The investigation found that an ice machine was purchased but is now unaccounted for.

Palmer stated that the ice machine was located inside a trailer belonging to the CASA Women’s Shelter property when she left. She mentioned that she had been gone for three years and did not know what happened to it afterward. Tillman confirmed that a commercial ice machine was purchased prior to her becoming executive director, but she did not believe it was ever installed during her time. She said her husband and some co-workers picked it up and brought it to the shelter, and it was placed in a trailer on the property. She assumed it was still there when she left.

As far as the past and potential lawsuits involving the former directors, both individuals have shared their experiences and concerns regarding legal actions.

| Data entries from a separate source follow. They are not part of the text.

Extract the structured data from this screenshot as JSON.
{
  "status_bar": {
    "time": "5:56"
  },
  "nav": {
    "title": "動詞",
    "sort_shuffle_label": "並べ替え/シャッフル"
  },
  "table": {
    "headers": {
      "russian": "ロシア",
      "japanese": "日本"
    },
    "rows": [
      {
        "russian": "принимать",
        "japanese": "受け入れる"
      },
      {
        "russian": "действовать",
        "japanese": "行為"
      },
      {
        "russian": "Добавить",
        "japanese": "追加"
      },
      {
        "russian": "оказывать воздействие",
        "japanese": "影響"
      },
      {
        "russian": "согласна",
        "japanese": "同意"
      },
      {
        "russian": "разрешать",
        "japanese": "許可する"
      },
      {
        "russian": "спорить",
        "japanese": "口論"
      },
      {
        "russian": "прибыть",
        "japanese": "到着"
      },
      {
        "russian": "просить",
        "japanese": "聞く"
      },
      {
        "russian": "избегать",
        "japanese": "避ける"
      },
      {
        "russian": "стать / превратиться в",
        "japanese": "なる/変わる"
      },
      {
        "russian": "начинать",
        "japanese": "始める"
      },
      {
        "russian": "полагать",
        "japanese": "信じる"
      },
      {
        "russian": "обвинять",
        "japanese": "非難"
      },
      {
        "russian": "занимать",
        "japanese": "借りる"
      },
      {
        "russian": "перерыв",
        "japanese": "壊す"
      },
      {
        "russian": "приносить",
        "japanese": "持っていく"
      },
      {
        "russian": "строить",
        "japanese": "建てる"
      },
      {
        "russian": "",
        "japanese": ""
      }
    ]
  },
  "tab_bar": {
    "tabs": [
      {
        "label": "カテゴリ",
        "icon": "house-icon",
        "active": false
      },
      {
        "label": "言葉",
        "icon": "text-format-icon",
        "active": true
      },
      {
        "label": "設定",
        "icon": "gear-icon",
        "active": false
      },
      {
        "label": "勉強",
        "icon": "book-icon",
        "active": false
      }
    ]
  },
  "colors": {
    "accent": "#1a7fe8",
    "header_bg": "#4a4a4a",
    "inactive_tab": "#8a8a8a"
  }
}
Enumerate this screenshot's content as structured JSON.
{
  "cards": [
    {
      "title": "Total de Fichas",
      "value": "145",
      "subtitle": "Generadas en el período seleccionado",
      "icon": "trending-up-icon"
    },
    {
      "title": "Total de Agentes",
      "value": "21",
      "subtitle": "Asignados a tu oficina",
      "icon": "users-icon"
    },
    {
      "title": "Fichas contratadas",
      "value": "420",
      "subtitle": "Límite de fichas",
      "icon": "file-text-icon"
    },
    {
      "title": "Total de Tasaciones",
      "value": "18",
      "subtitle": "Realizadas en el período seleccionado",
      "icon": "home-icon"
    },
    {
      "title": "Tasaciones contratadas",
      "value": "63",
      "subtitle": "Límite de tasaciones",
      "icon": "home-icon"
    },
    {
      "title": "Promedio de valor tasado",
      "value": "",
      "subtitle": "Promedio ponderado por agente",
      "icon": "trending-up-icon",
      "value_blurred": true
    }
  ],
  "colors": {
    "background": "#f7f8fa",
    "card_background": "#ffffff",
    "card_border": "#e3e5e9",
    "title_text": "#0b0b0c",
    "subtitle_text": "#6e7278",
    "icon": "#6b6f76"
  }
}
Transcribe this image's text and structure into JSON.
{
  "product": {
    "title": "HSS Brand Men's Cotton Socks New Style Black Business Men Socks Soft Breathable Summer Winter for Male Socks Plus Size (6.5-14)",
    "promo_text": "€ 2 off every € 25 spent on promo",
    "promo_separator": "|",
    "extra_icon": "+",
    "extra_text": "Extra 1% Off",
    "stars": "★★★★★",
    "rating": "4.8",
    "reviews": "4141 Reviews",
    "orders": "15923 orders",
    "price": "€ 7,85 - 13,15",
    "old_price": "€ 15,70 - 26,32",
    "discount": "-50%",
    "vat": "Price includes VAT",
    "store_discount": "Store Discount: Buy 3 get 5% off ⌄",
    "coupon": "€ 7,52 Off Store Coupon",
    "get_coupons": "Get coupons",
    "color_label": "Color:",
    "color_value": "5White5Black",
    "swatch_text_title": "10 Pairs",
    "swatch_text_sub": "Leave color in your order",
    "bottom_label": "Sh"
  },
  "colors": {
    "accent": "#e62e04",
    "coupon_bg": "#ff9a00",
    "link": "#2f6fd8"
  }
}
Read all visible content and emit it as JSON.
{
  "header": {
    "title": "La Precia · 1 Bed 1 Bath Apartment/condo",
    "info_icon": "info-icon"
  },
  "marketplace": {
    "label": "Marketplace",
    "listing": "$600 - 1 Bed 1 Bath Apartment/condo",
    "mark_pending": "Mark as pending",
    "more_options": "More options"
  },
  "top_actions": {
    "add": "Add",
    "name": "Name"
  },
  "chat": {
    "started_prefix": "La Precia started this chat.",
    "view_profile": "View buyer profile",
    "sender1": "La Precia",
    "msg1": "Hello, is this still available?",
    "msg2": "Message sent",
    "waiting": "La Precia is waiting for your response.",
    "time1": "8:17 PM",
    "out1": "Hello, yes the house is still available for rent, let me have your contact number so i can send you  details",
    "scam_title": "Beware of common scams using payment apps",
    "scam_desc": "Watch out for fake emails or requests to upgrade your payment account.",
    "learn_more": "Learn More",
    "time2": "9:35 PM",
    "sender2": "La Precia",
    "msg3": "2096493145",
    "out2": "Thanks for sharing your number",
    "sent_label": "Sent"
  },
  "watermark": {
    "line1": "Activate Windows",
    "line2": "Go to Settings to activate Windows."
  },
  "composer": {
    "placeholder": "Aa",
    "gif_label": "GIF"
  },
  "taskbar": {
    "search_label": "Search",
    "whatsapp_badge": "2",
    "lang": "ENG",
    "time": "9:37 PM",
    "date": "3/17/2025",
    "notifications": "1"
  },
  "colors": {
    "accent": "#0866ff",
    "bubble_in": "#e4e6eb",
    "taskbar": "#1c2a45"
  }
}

Palmer revealed that she had filed a claim with the Equal Employment Opportunity Commission (EEOC) regarding what she described as her mistreatment, which she attributed to a disability diagnosis. She explained that the EEOC approved her request and “gave me permission to sue them.” However, Palmer chose not to pursue a lawsuit.

“I chose not to because I did not want to harm the organization; it’s like this is my child,” she said.

Tillman also had a lawsuit, and when asked about its outcome, she stated, “Basically, it was at-will.”

Palmer said she is unaware of any other accusations, but said she rests easy knowing she did nothing wrong. “I loved my job and excelled at it,” she said. “I wish CASA all the best.”

Jefferson County Prosecuting Attorney Kyle Hunter indicated that the State Police investigation into claims of financial mismanagement is ongoing, and no findings have been submitted to him yet.